Brain Behavior and Immunity | 2016
Delia Bornand; Stephen Toovey; Susan S. Jick; Christoph R. Meier
IMPORTANCE Case-reports provided evidence that influenza infections, particularly severe episodes, may exert neuronal damage in the CNS and thereby increase the risk of depression. OBJECTIVE It was the aim of this study to analyse the association between influenza infections and the risk of developing incident depression. DESIGN We conducted a case-control analysis between 2000 and 2013 using the large UK-based primary care database Clinical Practice Research Datalink (CPRD). SETTING This database contains anonymous longitudinal data from primary care. At present, it contains over 100 million person-years of data from some 10 million active patients. PARTICIPANTS We encompassed 103307 patients below the age of 80 years with an incident major depression diagnosis between 2000 and 2013, and matched each case to one control patient on age, sex, general practice, number of medical encounters, and years of history in the CPRD prior to the index date. EXPOSURE Major depression diagnosis was identified by READ-codes based on ICD-10 codes (F32), with a minimum of three prescriptions for antidepressant drugs recorded after the diagnosis.
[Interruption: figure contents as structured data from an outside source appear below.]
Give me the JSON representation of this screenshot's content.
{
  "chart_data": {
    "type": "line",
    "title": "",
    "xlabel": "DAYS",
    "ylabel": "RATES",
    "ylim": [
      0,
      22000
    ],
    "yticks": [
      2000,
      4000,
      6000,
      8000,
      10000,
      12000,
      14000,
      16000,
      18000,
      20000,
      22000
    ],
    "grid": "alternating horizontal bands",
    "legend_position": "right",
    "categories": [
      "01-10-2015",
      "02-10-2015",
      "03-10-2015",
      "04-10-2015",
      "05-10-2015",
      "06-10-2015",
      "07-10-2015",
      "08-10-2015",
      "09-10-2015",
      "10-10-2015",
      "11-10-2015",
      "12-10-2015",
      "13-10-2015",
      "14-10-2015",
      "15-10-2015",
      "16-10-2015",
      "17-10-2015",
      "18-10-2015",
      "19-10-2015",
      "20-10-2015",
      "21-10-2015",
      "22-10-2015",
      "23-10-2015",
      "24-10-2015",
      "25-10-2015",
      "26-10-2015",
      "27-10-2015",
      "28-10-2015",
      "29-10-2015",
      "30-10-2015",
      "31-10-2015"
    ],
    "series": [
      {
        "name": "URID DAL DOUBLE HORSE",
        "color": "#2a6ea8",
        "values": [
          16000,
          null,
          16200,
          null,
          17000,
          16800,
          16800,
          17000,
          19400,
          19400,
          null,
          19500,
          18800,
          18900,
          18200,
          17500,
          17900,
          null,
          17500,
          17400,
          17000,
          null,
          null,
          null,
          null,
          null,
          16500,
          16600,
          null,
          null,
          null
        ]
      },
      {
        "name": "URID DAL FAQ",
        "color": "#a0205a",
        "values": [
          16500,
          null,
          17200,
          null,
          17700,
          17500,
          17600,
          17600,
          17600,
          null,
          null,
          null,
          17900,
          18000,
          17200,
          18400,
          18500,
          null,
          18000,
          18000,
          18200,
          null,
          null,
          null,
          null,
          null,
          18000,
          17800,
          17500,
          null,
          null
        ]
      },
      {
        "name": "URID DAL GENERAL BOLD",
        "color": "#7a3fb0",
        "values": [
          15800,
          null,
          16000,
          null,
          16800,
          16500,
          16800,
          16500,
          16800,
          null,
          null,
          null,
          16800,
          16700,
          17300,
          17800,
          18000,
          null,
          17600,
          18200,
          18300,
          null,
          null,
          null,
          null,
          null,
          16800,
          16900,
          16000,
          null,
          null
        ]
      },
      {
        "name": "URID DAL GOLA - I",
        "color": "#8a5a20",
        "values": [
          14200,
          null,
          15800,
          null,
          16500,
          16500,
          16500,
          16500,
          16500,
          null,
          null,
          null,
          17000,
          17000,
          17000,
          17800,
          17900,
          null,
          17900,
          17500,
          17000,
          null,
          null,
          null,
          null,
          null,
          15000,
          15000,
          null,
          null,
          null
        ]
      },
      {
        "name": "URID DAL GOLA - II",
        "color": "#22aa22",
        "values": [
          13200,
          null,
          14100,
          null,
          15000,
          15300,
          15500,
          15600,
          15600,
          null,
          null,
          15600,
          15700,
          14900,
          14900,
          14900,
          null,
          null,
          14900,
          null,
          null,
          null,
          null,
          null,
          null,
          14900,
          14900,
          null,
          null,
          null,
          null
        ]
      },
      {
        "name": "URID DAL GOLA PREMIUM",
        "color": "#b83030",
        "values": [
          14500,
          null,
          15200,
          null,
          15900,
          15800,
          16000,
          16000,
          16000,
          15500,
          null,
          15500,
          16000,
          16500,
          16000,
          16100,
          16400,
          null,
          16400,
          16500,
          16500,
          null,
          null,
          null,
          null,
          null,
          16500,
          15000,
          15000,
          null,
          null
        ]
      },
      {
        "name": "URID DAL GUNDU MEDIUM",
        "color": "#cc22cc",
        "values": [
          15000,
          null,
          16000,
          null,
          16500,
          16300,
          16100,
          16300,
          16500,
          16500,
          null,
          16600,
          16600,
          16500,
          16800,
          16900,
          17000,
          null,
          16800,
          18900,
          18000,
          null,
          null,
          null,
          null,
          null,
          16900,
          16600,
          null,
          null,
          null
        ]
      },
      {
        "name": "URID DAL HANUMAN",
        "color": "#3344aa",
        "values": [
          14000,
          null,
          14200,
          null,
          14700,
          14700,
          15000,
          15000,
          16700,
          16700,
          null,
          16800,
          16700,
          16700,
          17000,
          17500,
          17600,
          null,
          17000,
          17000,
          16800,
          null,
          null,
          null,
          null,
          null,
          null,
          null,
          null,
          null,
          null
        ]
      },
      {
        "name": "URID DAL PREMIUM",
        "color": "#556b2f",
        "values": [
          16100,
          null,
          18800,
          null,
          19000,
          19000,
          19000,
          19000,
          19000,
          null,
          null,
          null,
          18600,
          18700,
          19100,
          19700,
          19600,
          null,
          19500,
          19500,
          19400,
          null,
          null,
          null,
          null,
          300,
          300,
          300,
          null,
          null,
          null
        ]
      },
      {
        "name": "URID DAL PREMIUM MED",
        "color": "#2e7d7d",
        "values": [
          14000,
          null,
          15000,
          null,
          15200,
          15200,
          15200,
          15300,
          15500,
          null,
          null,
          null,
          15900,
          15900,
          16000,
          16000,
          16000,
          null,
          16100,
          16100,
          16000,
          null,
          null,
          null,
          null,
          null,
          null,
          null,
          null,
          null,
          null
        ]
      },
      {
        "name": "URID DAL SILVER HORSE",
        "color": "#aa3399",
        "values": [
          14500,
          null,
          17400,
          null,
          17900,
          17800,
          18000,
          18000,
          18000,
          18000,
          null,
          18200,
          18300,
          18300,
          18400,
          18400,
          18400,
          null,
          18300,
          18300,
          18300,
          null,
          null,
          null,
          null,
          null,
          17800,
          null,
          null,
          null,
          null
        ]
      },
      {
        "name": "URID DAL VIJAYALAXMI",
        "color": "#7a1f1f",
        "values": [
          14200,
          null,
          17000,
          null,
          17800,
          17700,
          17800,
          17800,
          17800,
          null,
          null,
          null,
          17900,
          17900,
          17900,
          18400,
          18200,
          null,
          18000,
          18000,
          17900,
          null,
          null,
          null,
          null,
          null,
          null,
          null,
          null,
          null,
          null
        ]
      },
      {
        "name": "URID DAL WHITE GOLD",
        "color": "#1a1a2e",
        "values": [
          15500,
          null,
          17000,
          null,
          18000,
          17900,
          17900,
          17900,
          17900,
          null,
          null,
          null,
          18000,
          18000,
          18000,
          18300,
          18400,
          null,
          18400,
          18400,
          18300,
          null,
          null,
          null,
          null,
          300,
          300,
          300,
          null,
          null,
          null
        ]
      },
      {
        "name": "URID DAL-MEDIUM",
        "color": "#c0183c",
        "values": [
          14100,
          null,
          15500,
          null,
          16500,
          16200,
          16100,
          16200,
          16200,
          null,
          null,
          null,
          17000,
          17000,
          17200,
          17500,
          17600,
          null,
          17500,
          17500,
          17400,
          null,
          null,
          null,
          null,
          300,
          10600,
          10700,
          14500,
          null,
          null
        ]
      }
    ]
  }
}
MAIN OUTCOME We calculated relative risk estimates of developing depression in association with previous influenza infections, stratified by the number, timing and severity of such events, and we adjusted for a variety of comorbidities, smoking status, alcohol intake, body mass index, use of oral corticosteroids, and benzodiazepines. RESULTS Patients with a previous influenza infection had an increased risk of developing depression (OR 1.30, 95%CI 1.25-1.34) compared to patients with no history of influenza infections. A recent influenza infection recorded within 30-180 days prior to the index date yielded an adjusted 1.57 (95%CI 1.36-1.81), and an increasing number of previous influenza infections was associated with increasing odds ratios (⩾ 3 recorded influenza infections, adjusted OR 1.48, 95%CI 1.22-1.81). CONCLUSION This study suggests that influenza infections are associated with a moderately increased risk of developing depression.